Мне неловко сидеть здесь, сказал он. Это его место.

Нет-нет, друг мой. Ты любил его и пытался сделать его счастливым. Никто не мог бы сделать больше.

Капрал вздрогнул, но не от холода, а вспомнив об огнях, все еще полыхавших перед его внутренним взором. Он боялся продолжать. Он почувствовал, как к его руке прикоснулась рука, и, подняв глаза, увидел в желтом свете лицо старой-престарой крохотной женщины с нежной улыбкой.

Все хорошо, произнесла она. Ты можешь мне рассказать. Жизнь коротка, и мы должны прислушиваться к каждому звуку.

* * *

Декабрь тридцать седьмого.

Нанкин.

Древняя столица Юга оставалась единственной твердыней на реке Янцзы, до сих пор принадлежащей китайцам. Японские армии наступали и одерживали победу за победой. Целые китайские дивизии бежали, были истреблены или взяты в плен. Лучшие полки были уже окружены или разбиты. Из радиограмм генерал знал, что его подразделение опередило другие колонны. В тот день — и он это знал — он достигнет Нанкина, если прикажет своим войскам сделать марш-бросок.

Генерал созвал своих старших офицеров в пять часов утра. Он сообщил им, что намеревается сделать. Его заместитель и еще несколько полковников возражали. Люди слишком утомлены, они слишком много убивали в последние дни. Кого-то поймали на мародерстве, начинаются пожары. Это опасно. Один случай нарушения дисциплины влечет за собой лавину.

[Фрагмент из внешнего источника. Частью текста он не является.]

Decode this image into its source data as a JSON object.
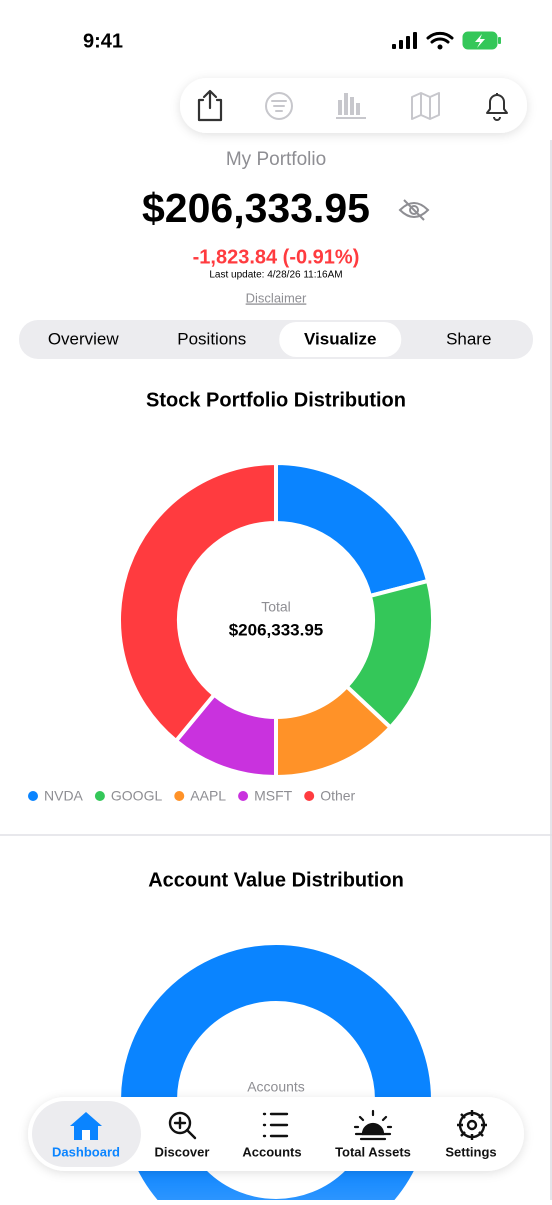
{
  "status_bar": {
    "time": "9:41"
  },
  "header": {
    "title": "My Portfolio",
    "value": "$206,333.95",
    "change": "-1,823.84 (-0.91%)",
    "last_update": "Last update: 4/28/26 11:16AM",
    "disclaimer": "Disclaimer"
  },
  "tabs": {
    "items": [
      "Overview",
      "Positions",
      "Visualize",
      "Share"
    ],
    "selected_index": 2
  },
  "chart_data": [
    {
      "type": "donut",
      "title": "Stock Portfolio Distribution",
      "categories": [
        "NVDA",
        "GOOGL",
        "AAPL",
        "MSFT",
        "Other"
      ],
      "values": [
        21,
        16,
        13,
        11,
        39
      ],
      "colors": [
        "#0a84ff",
        "#34c759",
        "#ff9228",
        "#c932de",
        "#ff3b3f"
      ],
      "center_label": "Total",
      "center_value": "$206,333.95",
      "legend": "bottom-left"
    },
    {
      "type": "donut",
      "title": "Account Value Distribution",
      "values": [
        100
      ],
      "colors": [
        "#0a84ff"
      ],
      "center_label": "Accounts"
    }
  ],
  "tab_bar": {
    "items": [
      "Dashboard",
      "Discover",
      "Accounts",
      "Total Assets",
      "Settings"
    ],
    "selected_index": 0
  }
}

Генерал покачал головой. Он устал, он не в силах был разговаривать. Он хотел, чтобы все поскорее кончилось. Именем императора он отдал приказ.

Щелкнув каблуками, солдаты взвалили на спины ранцы и выступили в поход. Они все утро ускоряли темп, и к полудню головным колоннам показалось, что они видят на горизонте город. Пехотные части подавляли слабое сопротивление, оставляя далеко позади орудия, обозы, артиллерию, — они мчались по замерзшим рисовым полям, преодолевая последние мили.

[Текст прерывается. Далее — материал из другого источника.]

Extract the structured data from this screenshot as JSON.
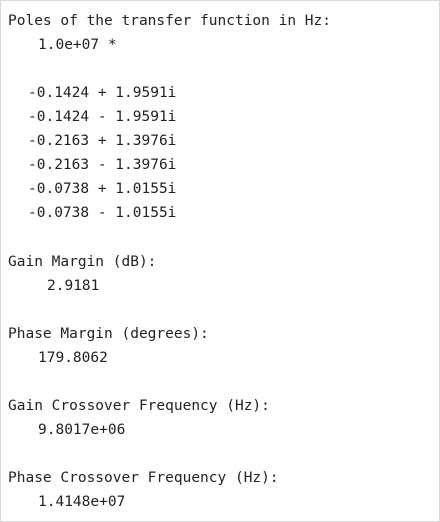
{
  "poles": {
    "heading": "Poles of the transfer function in Hz:",
    "scale": "1.0e+07 *",
    "values": [
      "-0.1424 + 1.9591i",
      "-0.1424 - 1.9591i",
      "-0.2163 + 1.3976i",
      "-0.2163 - 1.3976i",
      "-0.0738 + 1.0155i",
      "-0.0738 - 1.0155i"
    ]
  },
  "gain_margin": {
    "heading": "Gain Margin (dB):",
    "value": "2.9181"
  },
  "phase_margin": {
    "heading": "Phase Margin (degrees):",
    "value": "179.8062"
  },
  "gain_crossover": {
    "heading": "Gain Crossover Frequency (Hz):",
    "value": "9.8017e+06"
  },
  "phase_crossover": {
    "heading": "Phase Crossover Frequency (Hz):",
    "value": "1.4148e+07"
  }
}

Ближе к вечеру головные колонны армии генерала уже сражались на окраинах города. Офицеры старались замедлить наступление. Планы сражения призывали к перегруппировке, но солдаты больше не подчинялись приказам. Целый день они бежали и стреляли и к ночи перестали быть армией. Они бродили группами, бандами, отупевшие и голодные, совершенно измотанные. В городе не было вражеских сил. Остались только дети, женщины и старики. Не годные к службе, беспомощные, калеки.

Генерал не спал уже много ночей. За тот день он заговорил лишь однажды, проклиная пожары, вспыхивающие на горизонте.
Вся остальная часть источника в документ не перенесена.